From an application perspective, the model demonstrating optimal performance during experimental trials can be utilized to infer mappings for new datasets, thus aiding in the determination of relationships between novel supply classification standards. Additionally, due to the normative and stable nature of classification standards, the mapping results produced by this methodology are expected to remain valid over extended periods, pending any updates to the classification standards.
Furthermore, the code, model, and manually annotated corpus used in this research are made available for free use by other researchers
1, promoting further exploration and application of the methodology.
6.4. Limitations
The research process is characterized by several significant limitations. Firstly, the labeling of datasets presents considerable challenges, particularly in terms of selecting the appropriate quantity and diversity of datasets. An increase in the number of datasets and the breadth of categories necessitates a greater investment of time, while a limited dataset may undermine the effectiveness of model training. This study seeks to mitigate these challenges by employing existing methodologies to optimize dataset selection based on overall volume.

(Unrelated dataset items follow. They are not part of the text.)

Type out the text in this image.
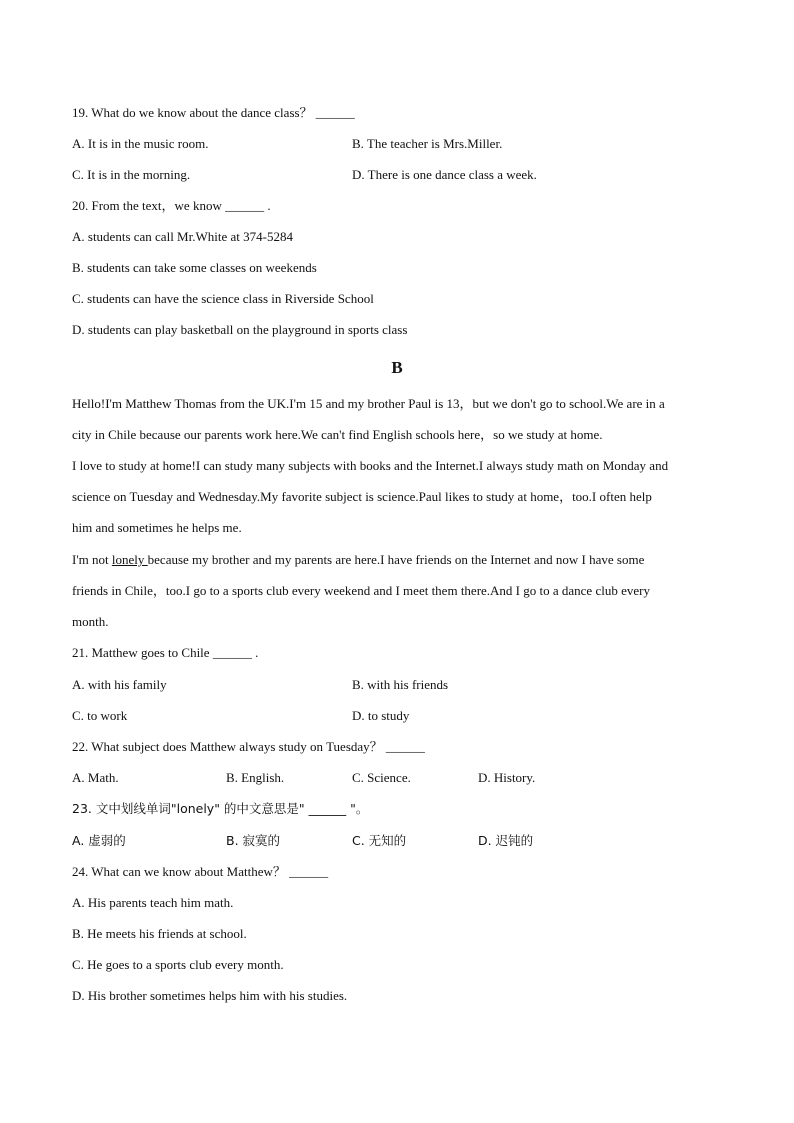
19. What do we know about the dance class？ ______
A. It is in the music room.	B. The teacher is Mrs.Miller.
C. It is in the morning.	D. There is one dance class a week.
20. From the text，we know ______ .
A. students can call Mr.White at 374-5284
B. students can take some classes on weekends
C. students can have the science class in Riverside School
D. students can play basketball on the playground in sports class
B
Hello!I'm Matthew Thomas from the UK.I'm 15 and my brother Paul is 13，but we don't go to school.We are in a
city in Chile because our parents work here.We can't find English schools here，so we study at home.
I love to study at home!I can study many subjects with books and the Internet.I always study math on Monday and
science on Tuesday and Wednesday.My favorite subject is science.Paul likes to study at home，too.I often help
him and sometimes he helps me.
I'm not lonely because my brother and my parents are here.I have friends on the Internet and now I have some
friends in Chile，too.I go to a sports club every weekend and I meet them there.And I go to a dance club every
month.
21. Matthew goes to Chile ______ .
A. with his family	B. with his friends
C. to work	D. to study
22. What subject does Matthew always study on Tuesday？ ______
A. Math.	B. English.	C. Science.	D. History.
23. 文中划线单词"lonely" 的中文意思是" ______ "。
A. 虚弱的	B. 寂寞的	C. 无知的	D. 迟钝的
24. What can we know about Matthew？ ______
A. His parents teach him math.
B. He meets his friends at school.
C. He goes to a sports club every month.
D. His brother sometimes helps him with his studies.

Secondly, the quality of the dataset has a direct influence on the efficacy of model learning, which is heavily dependent on the expertise of the individuals conducting the labeling. Consequently, the accuracy and reliability of the model are contingent upon the skill level of the personnel involved in this process.
Lastly, the proposed model encounters limitations in terms of interpretability. While it is proficient in making predictions, it lacks the capability for inference. This limitation arises from the need to compare each category in the GB/T 38565 classification standard with all categories in the GPC, which could involve over 3.8 million calculations. Such extensive computational requirements place significant demands on the experimental environment. In light of these constraints, this study primarily assesses the feasibility of the experimental methodology and the performance of the model, concluding that the proposed method is practical and capable of addressing real-world challenges.
6.5. Future Work
Future research should focus on several critical areas to further the advancement of the field. First, it is essential to enhance the processes involved in manual dataset labeling. This entails refining methodologies to optimize both the quantity and quality of data, which is vital for improving model performance. Subsequent studies could explore automated or semi-automated labeling techniques to address the limitations inherent in manual processes, thereby reducing the time and resources required.

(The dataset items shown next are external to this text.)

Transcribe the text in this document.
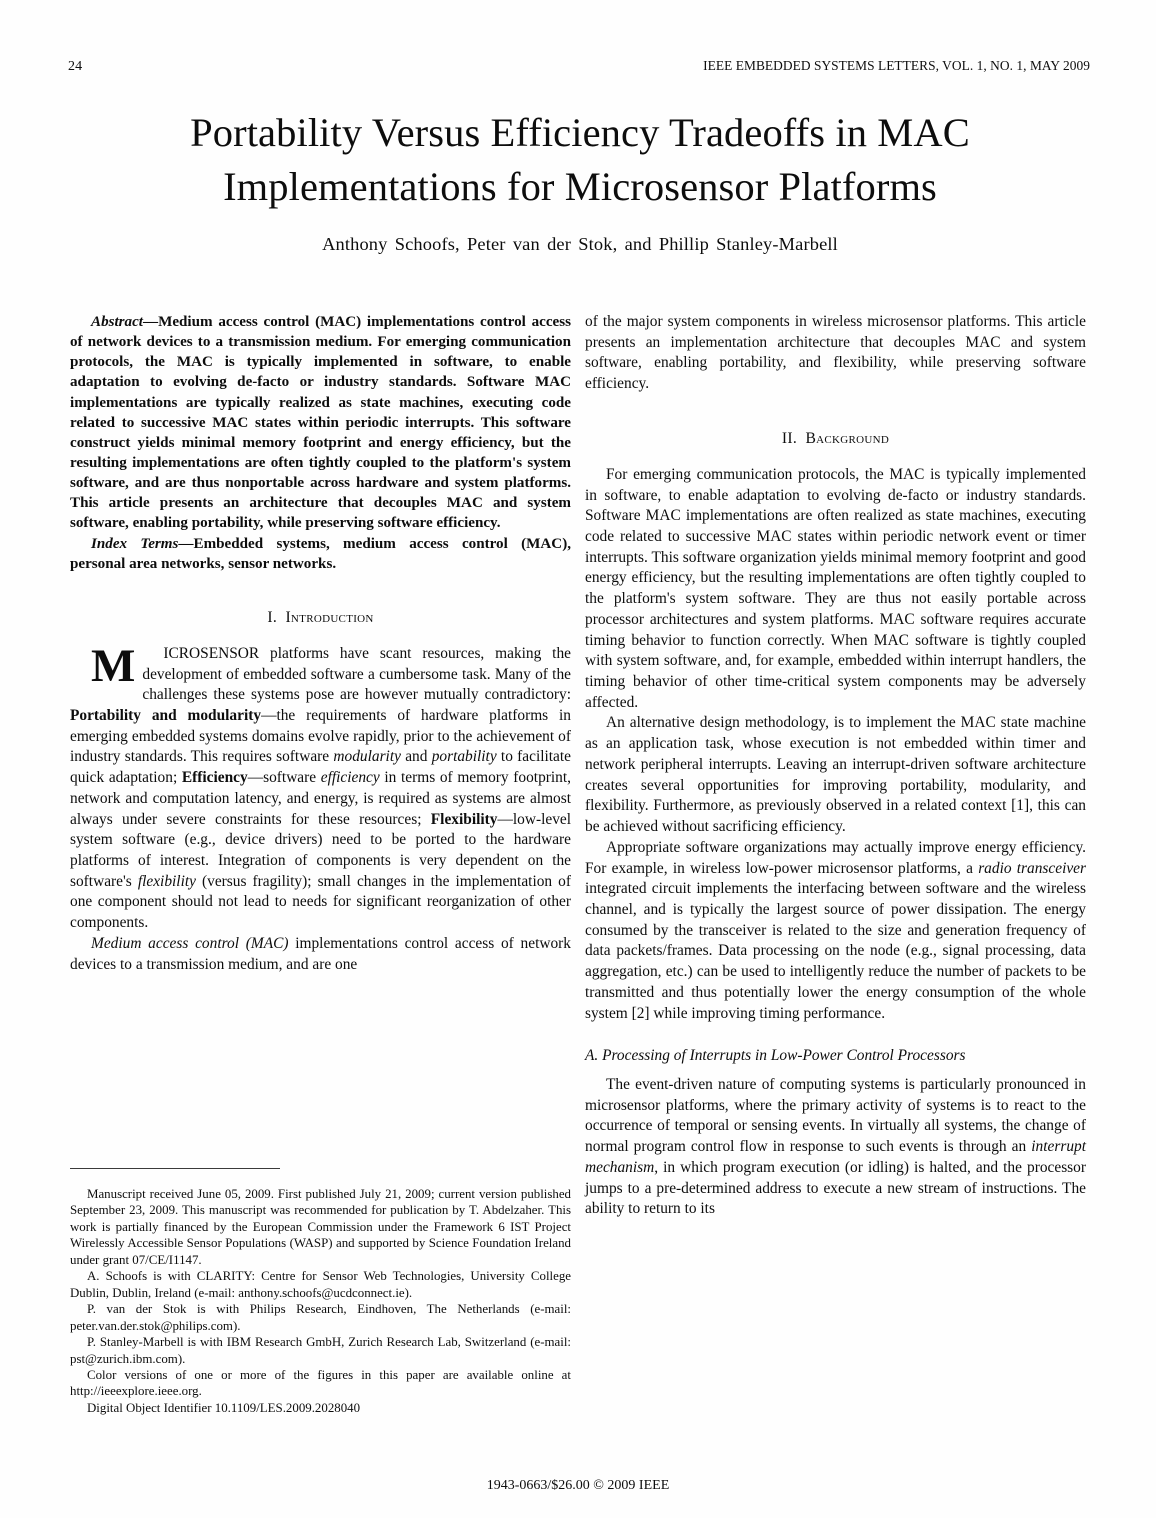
24	IEEE EMBEDDED SYSTEMS LETTERS, VOL. 1, NO. 1, MAY 2009
Portability Versus Efficiency Tradeoffs in MAC Implementations for Microsensor Platforms
Anthony Schoofs, Peter van der Stok, and Phillip Stanley-Marbell

Abstract—Medium access control (MAC) implementations control access of network devices to a transmission medium. For emerging communication protocols, the MAC is typically implemented in software, to enable adaptation to evolving de-facto or industry standards. Software MAC implementations are typically realized as state machines, executing code related to successive MAC states within periodic interrupts. This software construct yields minimal memory footprint and energy efficiency, but the resulting implementations are often tightly coupled to the platform's system software, and are thus nonportable across hardware and system platforms. This article presents an architecture that decouples MAC and system software, enabling portability, while preserving software efficiency.

Index Terms—Embedded systems, medium access control (MAC), personal area networks, sensor networks.

I. Introduction

M	ICROSENSOR platforms have scant resources, making the development of embedded software a cumbersome task. Many of the challenges these systems pose are however mutually contradictory: Portability and modularity—the requirements of hardware platforms in emerging embedded systems domains evolve rapidly, prior to the achievement of industry standards. This requires software modularity and portability to facilitate quick adaptation; Efficiency—software efficiency in terms of memory footprint, network and computation latency, and energy, is required as systems are almost always under severe constraints for these resources; Flexibility—low-level system software (e.g., device drivers) need to be ported to the hardware platforms of interest. Integration of components is very dependent on the software's flexibility (versus fragility); small changes in the implementation of one component should not lead to needs for significant reorganization of other components.

Medium access control (MAC) implementations control access of network devices to a transmission medium, and are one

of the major system components in wireless microsensor platforms. This article presents an implementation architecture that decouples MAC and system software, enabling portability, and flexibility, while preserving software efficiency.

II. Background

For emerging communication protocols, the MAC is typically implemented in software, to enable adaptation to evolving de-facto or industry standards. Software MAC implementations are often realized as state machines, executing code related to successive MAC states within periodic network event or timer interrupts. This software organization yields minimal memory footprint and good energy efficiency, but the resulting implementations are often tightly coupled to the platform's system software. They are thus not easily portable across processor architectures and system platforms. MAC software requires accurate timing behavior to function correctly. When MAC software is tightly coupled with system software, and, for example, embedded within interrupt handlers, the timing behavior of other time-critical system components may be adversely affected.

An alternative design methodology, is to implement the MAC state machine as an application task, whose execution is not embedded within timer and network peripheral interrupts. Leaving an interrupt-driven software architecture creates several opportunities for improving portability, modularity, and flexibility. Furthermore, as previously observed in a related context [1], this can be achieved without sacrificing efficiency.

Appropriate software organizations may actually improve energy efficiency. For example, in wireless low-power microsensor platforms, a radio transceiver integrated circuit implements the interfacing between software and the wireless channel, and is typically the largest source of power dissipation. The energy consumed by the transceiver is related to the size and generation frequency of data packets/frames. Data processing on the node (e.g., signal processing, data aggregation, etc.) can be used to intelligently reduce the number of packets to be transmitted and thus potentially lower the energy consumption of the whole system [2] while improving timing performance.

A. Processing of Interrupts in Low-Power Control Processors

The event-driven nature of computing systems is particularly pronounced in microsensor platforms, where the primary activity of systems is to react to the occurrence of temporal or sensing events. In virtually all systems, the change of normal program control flow in response to such events is through an interrupt mechanism, in which program execution (or idling) is halted, and the processor jumps to a pre-determined address to execute a new stream of instructions. The ability to return to its

Manuscript received June 05, 2009. First published July 21, 2009; current version published September 23, 2009. This manuscript was recommended for publication by T. Abdelzaher. This work is partially financed by the European Commission under the Framework 6 IST Project Wirelessly Accessible Sensor Populations (WASP) and supported by Science Foundation Ireland under grant 07/CE/I1147.

A. Schoofs is with CLARITY: Centre for Sensor Web Technologies, University College Dublin, Dublin, Ireland (e-mail: anthony.schoofs@ucdconnect.ie).

P. van der Stok is with Philips Research, Eindhoven, The Netherlands (e-mail: peter.van.der.stok@philips.com).

P. Stanley-Marbell is with IBM Research GmbH, Zurich Research Lab, Switzerland (e-mail: pst@zurich.ibm.com).

Color versions of one or more of the figures in this paper are available online at http://ieeexplore.ieee.org.

Digital Object Identifier 10.1109/LES.2009.2028040

1943-0663/$26.00 © 2009 IEEE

Second, within the realm of semantic refinement, there is a pressing need to investigate more sophisticated models for semantic comprehension and feature extraction. The integration of advanced text enhancement strategies and cutting-edge feature learning techniques could substantially enhance the accuracy and interpretability of semantic analyses. Assessing these enhancements through metrics such as ROC-AUC curves will ensure the validity of classifications and contribute to the robustness of the models.

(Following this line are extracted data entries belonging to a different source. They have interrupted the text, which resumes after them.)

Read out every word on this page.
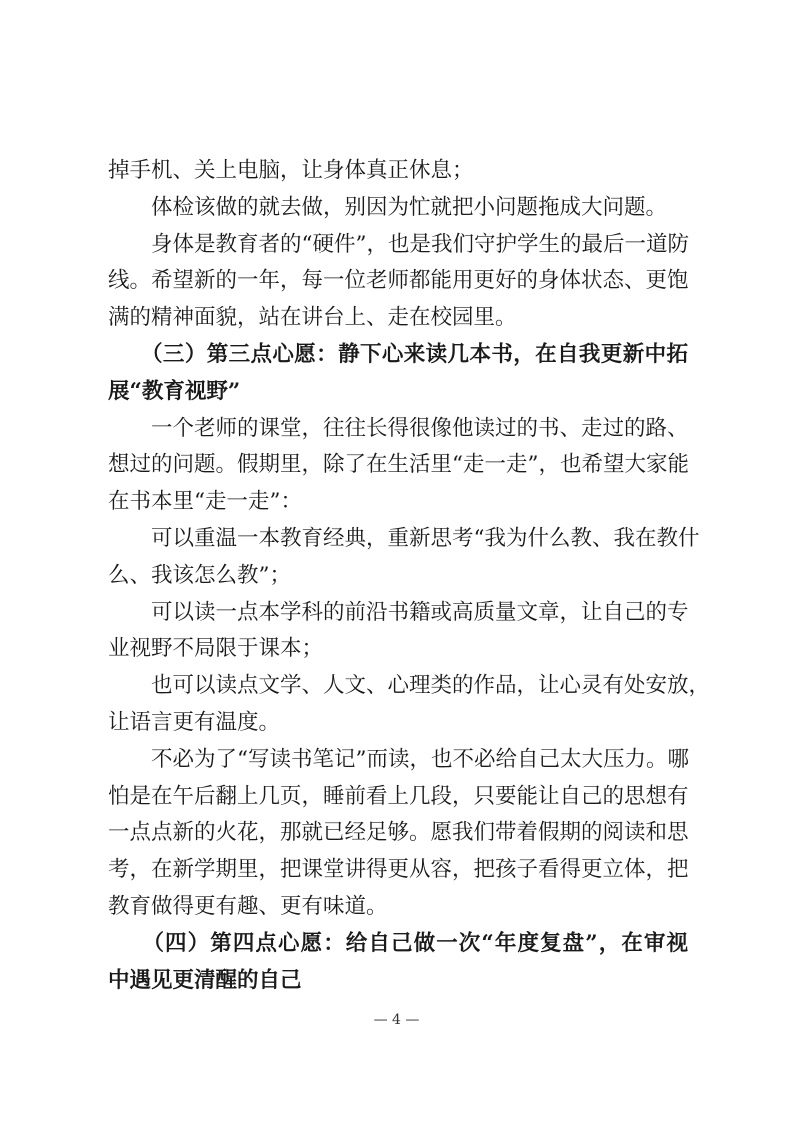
掉手机、关上电脑，让身体真正休息；
　　体检该做的就去做，别因为忙就把小问题拖成大问题。
　　身体是教育者的“硬件”，也是我们守护学生的最后一道防
线。希望新的一年，每一位老师都能用更好的身体状态、更饱
满的精神面貌，站在讲台上、走在校园里。
　　（三）第三点心愿：静下心来读几本书，在自我更新中拓
展“教育视野”
　　一个老师的课堂，往往长得很像他读过的书、走过的路、
想过的问题。假期里，除了在生活里“走一走”，也希望大家能
在书本里“走一走”：
　　可以重温一本教育经典，重新思考“我为什么教、我在教什
么、我该怎么教”；
　　可以读一点本学科的前沿书籍或高质量文章，让自己的专
业视野不局限于课本；
　　也可以读点文学、人文、心理类的作品，让心灵有处安放，
让语言更有温度。
　　不必为了“写读书笔记”而读，也不必给自己太大压力。哪
怕是在午后翻上几页，睡前看上几段，只要能让自己的思想有
一点点新的火花，那就已经足够。愿我们带着假期的阅读和思
考，在新学期里，把课堂讲得更从容，把孩子看得更立体，把
教育做得更有趣、更有味道。
　　（四）第四点心愿：给自己做一次“年度复盘”，在审视
中遇见更清醒的自己
— 4 —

Finally, the utilization of existing text similarity corpora, coupled with the integration of deep learning models via transfer learning, represents a promising direction for future inquiry. Adapting the proposed model to other classification tasks, particularly those related to supply standard categories, could mitigate the challenges associated with the labor-intensive nature of manual labeling. This strategy has the potential to improve the efficiency and scalability of category-matching systems, thereby addressing current limitations and broadening the applicability of the model across diverse contexts.